Todavía se escuchaba el eco del grito desgarrador que había marcado el nacimiento de la existencia; el alarido que se abrió paso desde la nada; el sonido agónico que señaló el comienzo de la Entropía.

Aunque algo tuvo que nacer y morir para que la realidad pudiera tomar forma, los primeros en ser consciente de su existencia tan solo guardaban desprecio por aquello de lo que emergió el espacio y el tiempo.

En cierto modo, se consideraban hijos e hijas de la consciencia que había surgido de la no-existencia para fallecer inmersa en una intensa agonía. Sin embargo, el que llegaran a considerarse sus descendientes no era suficiente para acabar con el rencor que sentían. Todos pensaban que no habrían tenido la oportunidad de existir si la mente primigenia hubiese sobrevivido.

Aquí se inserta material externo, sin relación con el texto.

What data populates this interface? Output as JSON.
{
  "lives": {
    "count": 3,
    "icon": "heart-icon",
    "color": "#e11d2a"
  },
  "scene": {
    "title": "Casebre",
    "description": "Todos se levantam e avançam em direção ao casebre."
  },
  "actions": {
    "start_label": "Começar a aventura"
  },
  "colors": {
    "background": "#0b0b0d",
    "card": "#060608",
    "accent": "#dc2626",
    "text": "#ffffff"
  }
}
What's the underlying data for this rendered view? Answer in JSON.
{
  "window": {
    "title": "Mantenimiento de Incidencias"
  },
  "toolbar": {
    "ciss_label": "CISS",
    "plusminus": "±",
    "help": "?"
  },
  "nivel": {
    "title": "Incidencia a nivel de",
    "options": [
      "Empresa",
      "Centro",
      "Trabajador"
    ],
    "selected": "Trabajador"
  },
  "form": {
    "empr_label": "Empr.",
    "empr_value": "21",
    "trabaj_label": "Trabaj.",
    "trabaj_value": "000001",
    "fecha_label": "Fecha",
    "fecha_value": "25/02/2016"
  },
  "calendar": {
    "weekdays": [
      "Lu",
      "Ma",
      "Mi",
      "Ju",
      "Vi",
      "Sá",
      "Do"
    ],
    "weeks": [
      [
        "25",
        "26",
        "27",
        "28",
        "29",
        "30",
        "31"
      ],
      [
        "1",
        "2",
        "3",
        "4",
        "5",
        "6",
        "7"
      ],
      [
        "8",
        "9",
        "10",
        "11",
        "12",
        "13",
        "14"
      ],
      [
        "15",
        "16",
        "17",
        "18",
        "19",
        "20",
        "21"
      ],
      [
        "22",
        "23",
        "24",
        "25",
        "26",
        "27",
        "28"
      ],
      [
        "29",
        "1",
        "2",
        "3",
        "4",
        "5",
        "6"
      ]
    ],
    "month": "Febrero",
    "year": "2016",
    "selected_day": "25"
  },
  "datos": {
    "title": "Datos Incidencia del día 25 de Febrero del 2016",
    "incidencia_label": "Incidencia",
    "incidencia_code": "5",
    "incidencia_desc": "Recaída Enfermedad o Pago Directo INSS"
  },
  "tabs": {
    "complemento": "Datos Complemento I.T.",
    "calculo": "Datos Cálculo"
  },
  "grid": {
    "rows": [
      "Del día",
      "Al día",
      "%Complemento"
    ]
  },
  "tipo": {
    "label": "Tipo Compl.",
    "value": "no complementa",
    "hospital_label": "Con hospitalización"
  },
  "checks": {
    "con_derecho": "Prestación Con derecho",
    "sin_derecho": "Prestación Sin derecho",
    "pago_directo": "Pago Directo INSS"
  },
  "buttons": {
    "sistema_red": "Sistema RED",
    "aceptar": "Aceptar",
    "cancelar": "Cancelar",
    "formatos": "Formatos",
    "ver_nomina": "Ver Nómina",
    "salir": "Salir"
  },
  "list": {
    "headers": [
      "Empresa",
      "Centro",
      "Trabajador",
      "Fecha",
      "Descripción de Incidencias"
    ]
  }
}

Aquellos seres, que pronto se denominarían a sí mismo Los Antiguos, deseaban mantener a la primera consciencia en un letargo eterno. Creían que era la única forma de asegurarse que lo que creó el espacio y el tiempo no renacería para engullirlos.

Eran conocedores de que la creación se sustentaba en la mente primigenia, que lo que existía podía mantener su forma porque la primera consciencia no había perecido del todo. Sabían que tanto ellos como los universos que estaban naciendo crecían entre los sueños y las pesadillas de aquello que había surgido de la nada. Por eso, por conocer que su vida dependía de que no renaciera la mente ancestral, empezaron a idear un plan con la intención de evitar que volviera a vivir.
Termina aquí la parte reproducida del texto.